Good post SBT. I'll also point out that you could move the BB back a couple of inches and change the weight ratio a bunch (can do the same with the SB).
It all depends on what your trying to accomplish I guess. For instance, in Hack's FE vs. 385 logic (a 385 weighs about another 80 lbs. over an FE), I'm building a stroker 390 for my '63 Fairlane. I'm hoping to bore my 390 block (4.05" bore stock, mine's .060" over at 4.11") out to the 428 bore (4.13") and still have .125" cylinder walls left. The block will be Hardblocked up to the water pump holes and this will be a Tunnel Wedged, aluminum headed (new Blue Thunder high risers hopefully), Scat cast 4.25" stroked, solid roller, T&D rockered, 6.7 BBC rodded drag only motor that will be 455" in size and hopefully make about 600/600 at the rear wheels in front of a Jerico 4-speed. The reason for the FE when my little 289 ought to take the car into the 10's at 2600# is that the class (Nostalgia Super Stock) I'm trying to make it legal for requires a period correct motor. In the 60's, the Super Stocker Ford's ran the FE series motors, and besides, what is going to look more at home in that Fairlane?

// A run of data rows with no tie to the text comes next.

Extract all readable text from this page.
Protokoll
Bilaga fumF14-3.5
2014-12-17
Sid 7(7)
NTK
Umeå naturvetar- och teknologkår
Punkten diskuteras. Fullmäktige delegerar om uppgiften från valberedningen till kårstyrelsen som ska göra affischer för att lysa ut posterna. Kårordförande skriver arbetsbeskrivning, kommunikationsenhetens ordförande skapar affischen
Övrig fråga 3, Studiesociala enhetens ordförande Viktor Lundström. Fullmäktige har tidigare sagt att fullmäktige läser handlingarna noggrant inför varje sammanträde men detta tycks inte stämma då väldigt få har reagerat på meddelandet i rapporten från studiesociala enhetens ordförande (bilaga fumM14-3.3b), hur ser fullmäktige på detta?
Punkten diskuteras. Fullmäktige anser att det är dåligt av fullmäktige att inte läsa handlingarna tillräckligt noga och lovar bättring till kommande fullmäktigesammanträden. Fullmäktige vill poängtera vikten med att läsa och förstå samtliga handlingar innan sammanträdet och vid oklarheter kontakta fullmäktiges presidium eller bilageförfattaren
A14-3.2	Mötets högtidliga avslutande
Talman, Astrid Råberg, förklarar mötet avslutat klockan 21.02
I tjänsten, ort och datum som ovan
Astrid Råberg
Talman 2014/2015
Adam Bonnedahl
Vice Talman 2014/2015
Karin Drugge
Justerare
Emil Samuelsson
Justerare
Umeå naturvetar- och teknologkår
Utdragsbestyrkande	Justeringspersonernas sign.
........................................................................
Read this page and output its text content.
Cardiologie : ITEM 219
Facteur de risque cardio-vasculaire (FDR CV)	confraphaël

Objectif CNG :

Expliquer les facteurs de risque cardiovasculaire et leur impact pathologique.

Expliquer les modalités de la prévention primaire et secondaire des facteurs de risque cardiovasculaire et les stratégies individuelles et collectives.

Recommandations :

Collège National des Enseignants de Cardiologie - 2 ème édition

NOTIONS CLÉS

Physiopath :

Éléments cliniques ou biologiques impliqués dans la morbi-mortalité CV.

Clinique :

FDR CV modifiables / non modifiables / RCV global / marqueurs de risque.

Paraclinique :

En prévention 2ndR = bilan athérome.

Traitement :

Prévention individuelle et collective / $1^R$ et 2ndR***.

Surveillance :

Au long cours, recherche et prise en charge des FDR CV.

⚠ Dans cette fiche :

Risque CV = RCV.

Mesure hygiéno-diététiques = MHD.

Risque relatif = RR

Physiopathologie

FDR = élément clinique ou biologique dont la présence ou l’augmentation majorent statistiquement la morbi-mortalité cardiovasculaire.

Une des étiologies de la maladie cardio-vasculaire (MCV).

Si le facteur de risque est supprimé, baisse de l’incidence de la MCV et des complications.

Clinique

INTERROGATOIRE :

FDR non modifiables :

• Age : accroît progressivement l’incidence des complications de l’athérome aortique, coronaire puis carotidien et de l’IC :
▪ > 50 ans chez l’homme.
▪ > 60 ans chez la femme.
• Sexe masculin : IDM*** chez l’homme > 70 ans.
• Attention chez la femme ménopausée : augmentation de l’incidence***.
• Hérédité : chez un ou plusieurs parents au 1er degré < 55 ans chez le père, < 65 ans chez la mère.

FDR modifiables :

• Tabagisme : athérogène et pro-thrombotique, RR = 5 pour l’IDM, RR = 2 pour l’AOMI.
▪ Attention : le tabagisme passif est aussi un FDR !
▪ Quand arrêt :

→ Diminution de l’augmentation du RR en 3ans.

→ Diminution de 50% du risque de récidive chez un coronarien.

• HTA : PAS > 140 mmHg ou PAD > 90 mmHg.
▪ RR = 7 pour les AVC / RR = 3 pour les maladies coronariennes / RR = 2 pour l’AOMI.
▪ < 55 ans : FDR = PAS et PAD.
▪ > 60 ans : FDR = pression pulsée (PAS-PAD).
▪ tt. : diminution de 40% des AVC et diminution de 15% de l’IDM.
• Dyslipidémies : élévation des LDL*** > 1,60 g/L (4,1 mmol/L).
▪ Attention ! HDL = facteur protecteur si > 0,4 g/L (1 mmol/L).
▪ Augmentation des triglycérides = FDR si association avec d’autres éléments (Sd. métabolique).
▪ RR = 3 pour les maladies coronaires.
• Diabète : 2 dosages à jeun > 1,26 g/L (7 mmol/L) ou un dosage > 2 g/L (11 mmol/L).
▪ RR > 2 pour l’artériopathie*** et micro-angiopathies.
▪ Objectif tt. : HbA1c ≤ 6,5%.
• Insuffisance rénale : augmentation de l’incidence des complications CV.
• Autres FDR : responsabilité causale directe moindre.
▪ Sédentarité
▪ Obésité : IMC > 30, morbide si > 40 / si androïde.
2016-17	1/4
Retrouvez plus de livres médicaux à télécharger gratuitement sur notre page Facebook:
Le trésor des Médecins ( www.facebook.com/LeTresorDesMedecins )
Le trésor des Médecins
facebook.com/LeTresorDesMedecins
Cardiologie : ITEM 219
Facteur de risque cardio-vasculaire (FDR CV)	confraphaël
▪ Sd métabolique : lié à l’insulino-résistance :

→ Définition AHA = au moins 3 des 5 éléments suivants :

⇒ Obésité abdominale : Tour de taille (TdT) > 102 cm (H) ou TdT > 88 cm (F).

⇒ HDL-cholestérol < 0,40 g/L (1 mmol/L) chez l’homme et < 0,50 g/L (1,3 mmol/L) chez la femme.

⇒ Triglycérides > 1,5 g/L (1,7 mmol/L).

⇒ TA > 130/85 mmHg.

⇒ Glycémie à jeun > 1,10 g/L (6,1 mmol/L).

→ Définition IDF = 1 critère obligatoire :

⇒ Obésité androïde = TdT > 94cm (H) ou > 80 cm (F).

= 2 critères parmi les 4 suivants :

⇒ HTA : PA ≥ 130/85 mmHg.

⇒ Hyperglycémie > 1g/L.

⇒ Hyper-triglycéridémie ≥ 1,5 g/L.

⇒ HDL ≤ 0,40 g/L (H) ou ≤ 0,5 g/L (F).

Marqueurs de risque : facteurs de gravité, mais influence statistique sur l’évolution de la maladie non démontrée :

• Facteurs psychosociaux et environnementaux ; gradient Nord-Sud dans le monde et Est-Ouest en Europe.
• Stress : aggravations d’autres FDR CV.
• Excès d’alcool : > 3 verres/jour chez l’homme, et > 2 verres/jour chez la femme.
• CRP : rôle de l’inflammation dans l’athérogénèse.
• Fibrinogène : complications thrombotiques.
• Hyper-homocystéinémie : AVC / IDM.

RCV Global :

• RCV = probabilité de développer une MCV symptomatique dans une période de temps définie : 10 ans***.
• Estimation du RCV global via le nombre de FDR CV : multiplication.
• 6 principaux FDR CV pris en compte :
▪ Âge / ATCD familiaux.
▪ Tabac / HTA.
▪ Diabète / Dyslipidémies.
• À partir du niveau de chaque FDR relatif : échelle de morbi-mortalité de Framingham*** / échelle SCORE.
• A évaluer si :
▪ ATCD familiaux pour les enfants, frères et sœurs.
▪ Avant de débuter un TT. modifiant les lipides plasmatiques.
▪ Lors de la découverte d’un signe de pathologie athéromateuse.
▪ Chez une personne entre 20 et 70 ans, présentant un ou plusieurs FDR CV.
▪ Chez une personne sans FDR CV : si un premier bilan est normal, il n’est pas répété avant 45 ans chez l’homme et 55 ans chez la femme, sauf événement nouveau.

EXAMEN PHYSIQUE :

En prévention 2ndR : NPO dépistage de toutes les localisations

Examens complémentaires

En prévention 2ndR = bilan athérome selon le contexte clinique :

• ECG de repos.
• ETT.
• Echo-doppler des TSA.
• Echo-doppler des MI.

I used to go to Road America all the time for the vintage races. This is a 4 mile road course with three very long straights. The 289 Cobras consistantly beat the 427/8 powered ones. The extra weight is huge.
I have owned powerful 302s, 351s, a 393 stroker, some 390s and a well built 428. I like em all in their own way, but I would have to say I am happiest with the 393 stroker. It is the best of both worlds to me.
Don't sweat it!!, this is a Forum, and everyone is here to learn from everyone else whether a mistake or knowledge. I feel I know alot about the car, but have never claimed to know everything.
As far as your question though, nope I have never had it on a dyno to check RWHP yet. I did however have it dynoed on the engine itself and at the fly is pulls 464hp. I hope to get it on a dyno this summer and check the RWHP. there are a few other things I want to do to the motor before doing so. Not to mention the rear end need alittle TLC to handle the HP/ Torque.
I had posted that hotrod did the write up...it's in car-craft nov 2004 the sbc 454 made 556 pounds of torque @ 4,700 rpm while the bbc made 545 @ 4,900
the hp was 574 @6300 for the sbc and 567 @ 6200 for the big block
I wish that I had scaled my 331 motor.
it's set up with a set of afr 185 aluminium heads
aluminium intake-edelbrock rpm air gap
aluminium water pump
it would be cool to see what series of motors weight in real life
the radiator is aluminium as well and the battery is in the trunk to move weight back
Wow a 77# crank! People are just starting to bring the fe as close to current as possible. The 351w is waaayy more developed and if I had a choice it would be my choice. not to mention if you get serios you can go with neal or yates heads.
Yeah, but that's for a steel crank, a cast crank weighs a bit less. A 390 crank which is the same stroke as the 427 crank is 65#.
427 weighs 687 or something, I could pick it up! With my bare hands. Well, maybe not, but I can deadlift closed to that weight. Who needs a engine hoist. I have thought about he engine thing too. I would be easy to get my hands on a 351W but I am trying to make a replica and would like to go for a 428 down the road. I guess I would take what ever came available when I start the engine stage.
I wouldn't take a stroker though, they wear out faster than a regular motor.
Yeah, don't get me wrong about big blocks, they are a ton of fun. My friend has a 455 4 speed 70 Buick GS, and the car is a rediculous amount of fun, even in nearly stock form. But I do think that the small block is a better all around configuratoin.
Wow! Cool information, thanks!
I see that my 250 probably weighs about 389 pounds, whereas the 351C I want to put in will weigh closer to 600. I think I'll just keep the straight six.
.. Well maybe not.
I wish I had aluminum heads...CJ heads at that...but my cast iron stock ones do for now.
Keep the faith and make em fast and loud.